Confissão Desagradável




                                                  Hum, sei não... Estou naqueles dias nostálgicos que nos levam a sonhar. Imagino que este seja o estado de espírito ideal para os poetas.                                                        Vão às nuvens e nos presenteiam com saborosas poesias, nos fazendo sentir vivos; incendeiam nossa emoções e se não nos seguramos firmes nos balaústres dos ônibus da vida, temos tonturas existenciais!                                                     Hoje, estaria mais para aquele tipo de poeta inseguro, o que já não é surpresa para mim, nem para os meus familiares. Falaria, então, como o Pessoa, através de seu heterônimo Bernardo Soares, que, angustiado, procura pelo rosto do seu chefe, o Moreira, concluíndo: “ o rosto do meu chefe Moreira é o meu porto seguro”. Ler é o melhor remédio, penso. Na leitura, aprendo alguma coisa, faço descobertas. Descubro mais um poeta, contemporâneo do Pessoa: José Gomes Ferreira!
                                                 E como todo bom poeta tem uma frase que me absolve do meu eterno espanto, de que tanto falo em minhas crônicas. Diz o poeta, a respeito de um aviso na entrada de uma floresta mágica, do conto “João sem Medo”: - É proibida a entrada a quem não andar espantado de existir. Depois dessa “deixa”, sinto-me autorizadíssimo a penetrar na minha floresta existencial.
                                                Entro numa vereda familiar - é bom não facilitar - e me vejo retornando ao passado do meu tempo de jogador de tênis de mesa pelo Fluminense. O vestiário dos jogadores, mesmo amadores, era requintado e oferecia todo conforto para o atleta. Várias duchas de banho, sabonetes caros, cadeiras para relaxamento e um roupeiro atento a qualquer solicitação dos jogadores, o “Seu” Henrique.
                                              Eu costumava exigir do “seu” Henrique um sabonete tirado da caixa, não aceitando um já usado, mesmo que utilizado apenas uma vez por um colega. Quanto ao material do jogo, a exigência redobrava: a bola de tênis de mesa tinha que ser importada do Japão e qualquer defeito da bola era o bastante para chamarmos imediatamente o “seu” Henrique para substituí-la.

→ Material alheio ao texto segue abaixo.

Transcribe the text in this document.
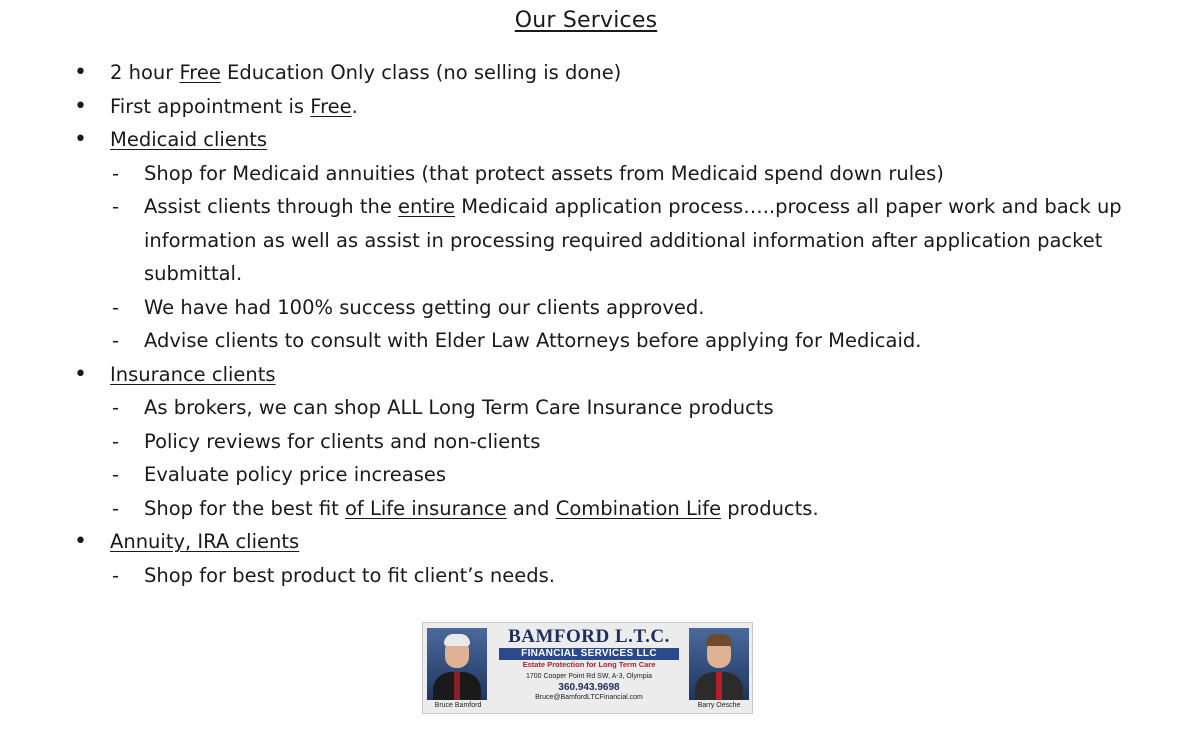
Our Services
• 2 hour Free Education Only class (no selling is done)
• First appointment is Free.
• Medicaid clients
- Shop for Medicaid annuities (that protect assets from Medicaid spend down rules)
- Assist clients through the entire Medicaid application process…..process all paper work and back up information as well as assist in processing required additional information after application packet submittal.
- We have had 100% success getting our clients approved.
- Advise clients to consult with Elder Law Attorneys before applying for Medicaid.
• Insurance clients
- As brokers, we can shop ALL Long Term Care Insurance products
- Policy reviews for clients and non-clients
- Evaluate policy price increases
- Shop for the best fit of Life insurance and Combination Life products.
• Annuity, IRA clients
- Shop for best product to fit client’s needs.
Bruce Bamford
BAMFORD L.T.C.
FINANCIAL SERVICES LLC
Estate Protection for Long Term Care
1700 Cooper Point Rd SW, A-3, Olympia
360.943.9698
Bruce@BamfordLTCFinancial.com
Barry Oesche
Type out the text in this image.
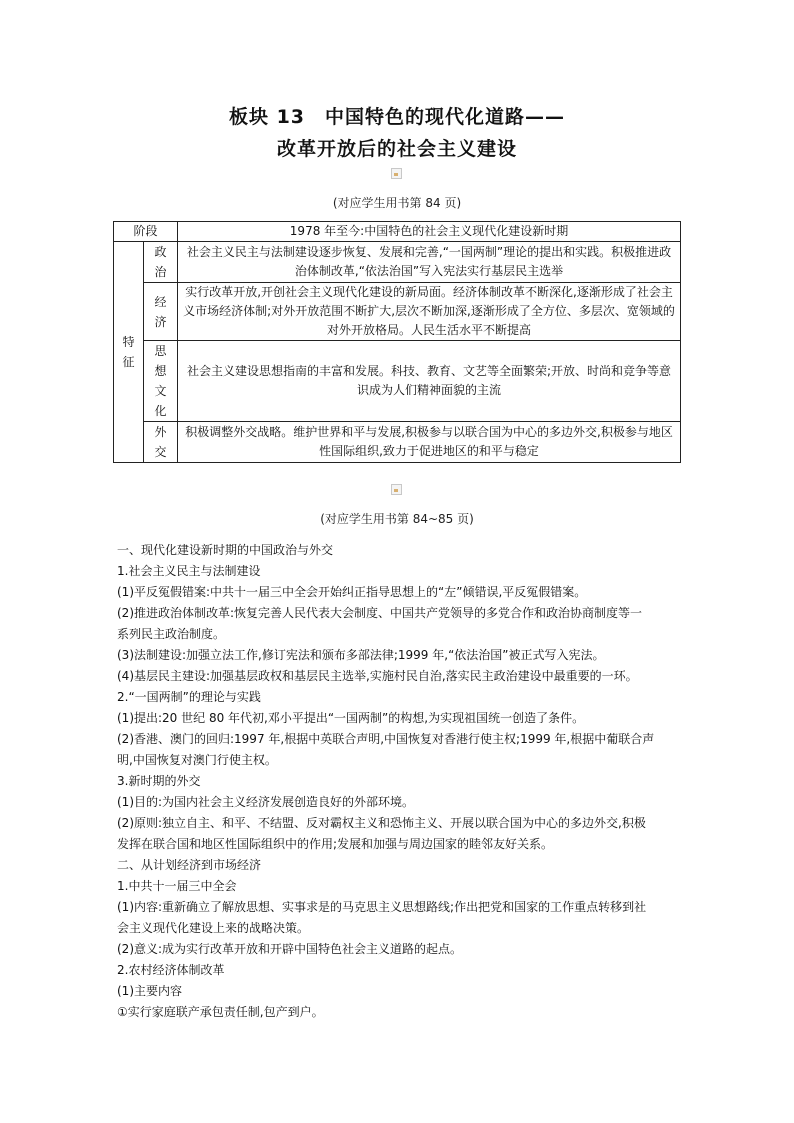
板块 13　中国特色的现代化道路——
改革开放后的社会主义建设
(对应学生用书第 84 页)
阶段		1978 年至今:中国特色的社会主义现代化建设新时期
特征	政治	社会主义民主与法制建设逐步恢复、发展和完善,“一国两制”理论的提出和实践。积极推进政治体制改革,“依法治国”写入宪法实行基层民主选举
	经济	实行改革开放,开创社会主义现代化建设的新局面。经济体制改革不断深化,逐渐形成了社会主义市场经济体制;对外开放范围不断扩大,层次不断加深,逐渐形成了全方位、多层次、宽领域的对外开放格局。人民生活水平不断提高
	思想文化	社会主义建设思想指南的丰富和发展。科技、教育、文艺等全面繁荣;开放、时尚和竞争等意识成为人们精神面貌的主流
	外交	积极调整外交战略。维护世界和平与发展,积极参与以联合国为中心的多边外交,积极参与地区性国际组织,致力于促进地区的和平与稳定
(对应学生用书第 84~85 页)

一、现代化建设新时期的中国政治与外交

1.社会主义民主与法制建设

(1)平反冤假错案:中共十一届三中全会开始纠正指导思想上的“左”倾错误,平反冤假错案。

(2)推进政治体制改革:恢复完善人民代表大会制度、中国共产党领导的多党合作和政治协商制度等一

系列民主政治制度。

(3)法制建设:加强立法工作,修订宪法和颁布多部法律;1999 年,“依法治国”被正式写入宪法。

(4)基层民主建设:加强基层政权和基层民主选举,实施村民自治,落实民主政治建设中最重要的一环。

2.“一国两制”的理论与实践

(1)提出:20 世纪 80 年代初,邓小平提出“一国两制”的构想,为实现祖国统一创造了条件。

(2)香港、澳门的回归:1997 年,根据中英联合声明,中国恢复对香港行使主权;1999 年,根据中葡联合声

明,中国恢复对澳门行使主权。

3.新时期的外交

(1)目的:为国内社会主义经济发展创造良好的外部环境。

(2)原则:独立自主、和平、不结盟、反对霸权主义和恐怖主义、开展以联合国为中心的多边外交,积极

发挥在联合国和地区性国际组织中的作用;发展和加强与周边国家的睦邻友好关系。

二、从计划经济到市场经济

1.中共十一届三中全会

(1)内容:重新确立了解放思想、实事求是的马克思主义思想路线;作出把党和国家的工作重点转移到社

会主义现代化建设上来的战略决策。

(2)意义:成为实行改革开放和开辟中国特色社会主义道路的起点。

2.农村经济体制改革

(1)主要内容

①实行家庭联产承包责任制,包产到户。
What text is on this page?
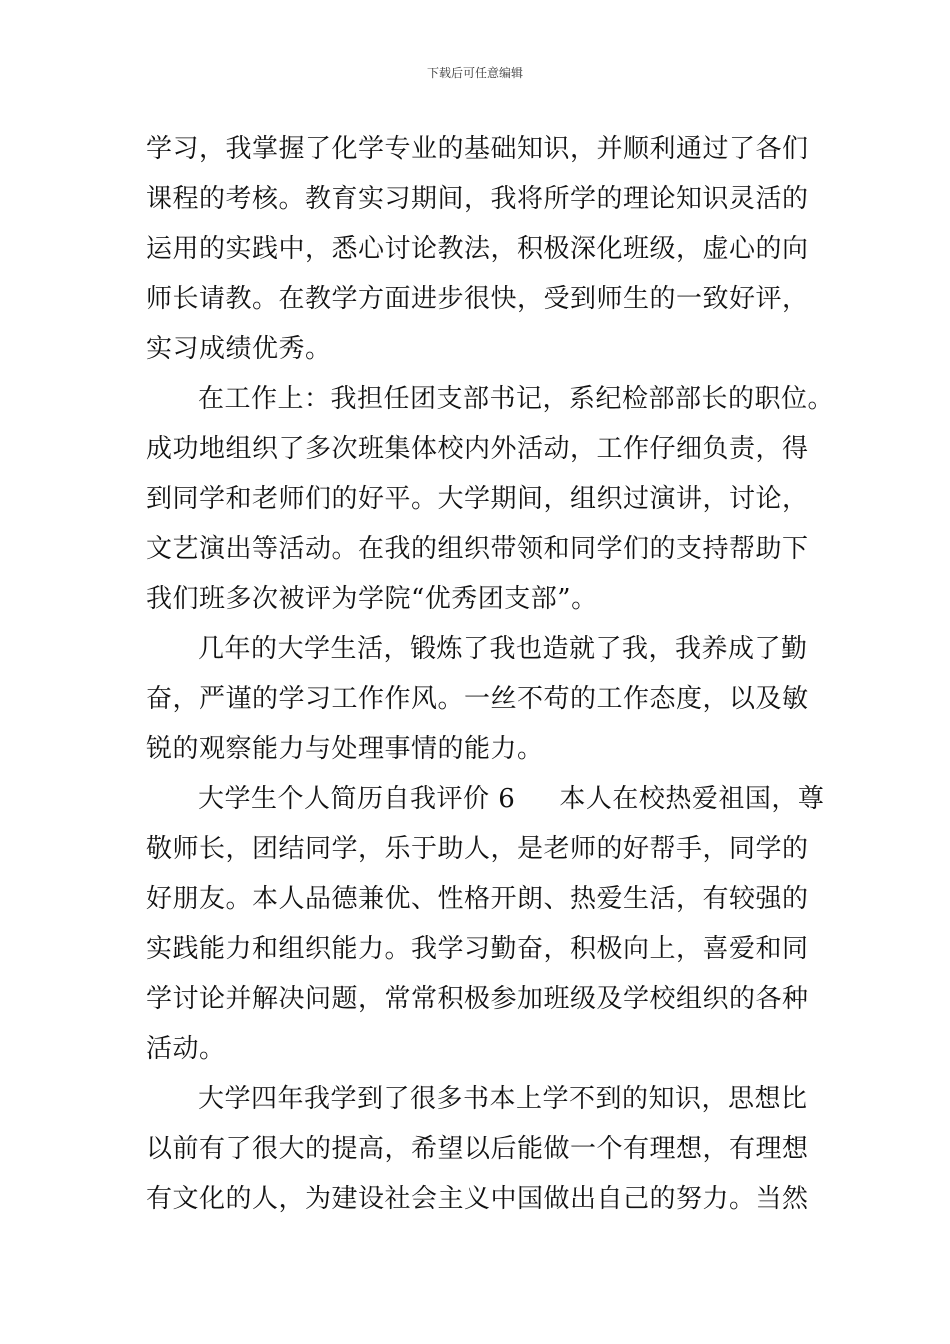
下载后可任意编辑
学习，我掌握了化学专业的基础知识，并顺利通过了各们
课程的考核。教育实习期间，我将所学的理论知识灵活的
运用的实践中，悉心讨论教法，积极深化班级，虚心的向
师长请教。在教学方面进步很快，受到师生的一致好评，
实习成绩优秀。
在工作上：我担任团支部书记，系纪检部部长的职位。
成功地组织了多次班集体校内外活动，工作仔细负责，得
到同学和老师们的好平。大学期间，组织过演讲，讨论，
文艺演出等活动。在我的组织带领和同学们的支持帮助下
我们班多次被评为学院“优秀团支部”。
几年的大学生活，锻炼了我也造就了我，我养成了勤
奋，严谨的学习工作作风。一丝不苟的工作态度，以及敏
锐的观察能力与处理事情的能力。
大学生个人简历自我评价 6 本人在校热爱祖国，尊
敬师长，团结同学，乐于助人，是老师的好帮手，同学的
好朋友。本人品德兼优、性格开朗、热爱生活，有较强的
实践能力和组织能力。我学习勤奋，积极向上，喜爱和同
学讨论并解决问题，常常积极参加班级及学校组织的各种
活动。
大学四年我学到了很多书本上学不到的知识，思想比
以前有了很大的提高，希望以后能做一个有理想，有理想
有文化的人，为建设社会主义中国做出自己的努力。当然
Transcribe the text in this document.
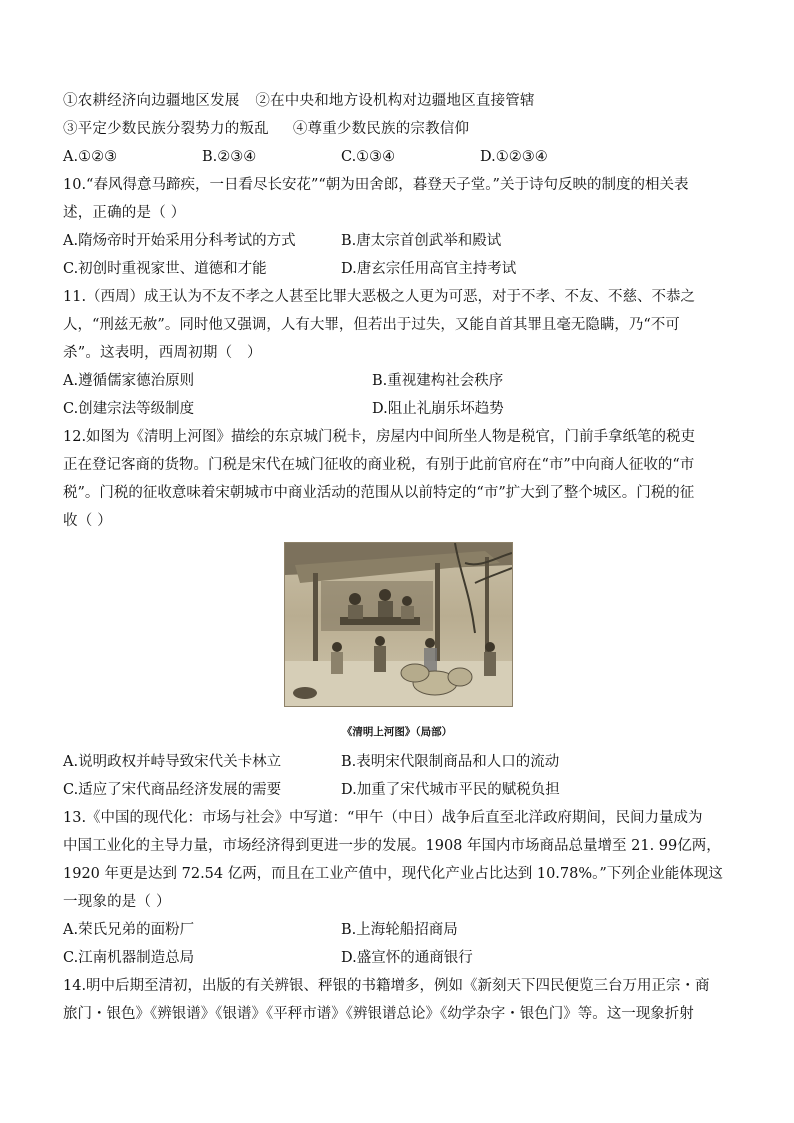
①农耕经济向边疆地区发展 ②在中央和地方设机构对边疆地区直接管辖
③平定少数民族分裂势力的叛乱 ④尊重少数民族的宗教信仰
A.①②③	B.②③④	C.①③④	D.①②③④
10.“春风得意马蹄疾，一日看尽长安花”“朝为田舍郎，暮登天子堂。”关于诗句反映的制度的相关表
述，正确的是（ ）
A.隋炀帝时开始采用分科考试的方式	B.唐太宗首创武举和殿试
C.初创时重视家世、道德和才能	D.唐玄宗任用高官主持考试
11.（西周）成王认为不友不孝之人甚至比罪大恶极之人更为可恶，对于不孝、不友、不慈、不恭之
人，“刑兹无赦”。同时他又强调，人有大罪，但若出于过失，又能自首其罪且毫无隐瞒，乃“不可
杀”。这表明，西周初期（　）
A.遵循儒家德治原则	B.重视建构社会秩序
C.创建宗法等级制度	D.阻止礼崩乐坏趋势
12.如图为《清明上河图》描绘的东京城门税卡，房屋内中间所坐人物是税官，门前手拿纸笔的税吏
正在登记客商的货物。门税是宋代在城门征收的商业税，有别于此前官府在“市”中向商人征收的“市
税”。门税的征收意味着宋朝城市中商业活动的范围从以前特定的“市”扩大到了整个城区。门税的征
收（ ）
《清明上河图》（局部）
A.说明政权并峙导致宋代关卡林立	B.表明宋代限制商品和人口的流动
C.适应了宋代商品经济发展的需要	D.加重了宋代城市平民的赋税负担
13.《中国的现代化：市场与社会》中写道：“甲午（中日）战争后直至北洋政府期间，民间力量成为
中国工业化的主导力量，市场经济得到更进一步的发展。1908 年国内市场商品总量增至 21. 99亿两，
1920 年更是达到 72.54 亿两，而且在工业产值中，现代化产业占比达到 10.78%。”下列企业能体现这
一现象的是（ ）
A.荣氏兄弟的面粉厂	B.上海轮船招商局
C.江南机器制造总局	D.盛宣怀的通商银行
14.明中后期至清初，出版的有关辨银、秤银的书籍增多，例如《新刻天下四民便览三台万用正宗・商
旅门・银色》《辨银谱》《银谱》《平秤市谱》《辨银谱总论》《幼学杂字・银色门》等。这一现象折射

                                             Enfim, vivíamos em um ambiente rico e muito sofisticado.                                                  Não tinha ideia, mas vejo agora que me sentia um príncipe.                                              Pois bem, minhas amigas e amigos: surgiu um conflito existencial em minha mente, para empanar esta vida deliciosa no Fluminense. Quis o destino que eu tivesse que jogar contra um jogador do Flamengo, meu time de futebol do coração. Ao ver o Viscardinho, era o nome dele, com a camisa rubro-negra, aquele manto sagrado, deixei-me dominar por uma grande tristeza. Joguei sem ânimo, flamenguista que sou. Fui rápido em minha decisão: pedi ao Viscardinho que me levasse ao Flamengo e combinamos um encontro naquele clube, na semana seguinte, para que eu conhecesse as suas dependências.                                                           Pensava gloriosamente: “teria que voltar às minhas origens.” Chegando ao Flamengo, treinei com os seus jogadores e, ao final do treino, perguntei onde ficavam os banheiros, pedindo logo um sabonete e toalha, como costumava fazer no Fluminense. Foi nessa hora que começou meu pesadelo: só havia um banheiro, sem água, sem toalha e sem sabonete. Os colegas me disseram que o Clube era pobre e que eu tomasse banho em casa.
                                            O meu desencanto foi tão grande, que não me lembro de ter pensado em nada e também não me recordo de ter feito qualquer reflexão sobre o acontecido e muito menos ter consultado meu coração.
                                           Simplesmente, só me lembro de ter voltado ao Fluminense, quando regressou minha coragem e segurança psicológica ao olhar fixamente para o rosto redondo do “seu” Henrique, com certeza, o meu porto seguro!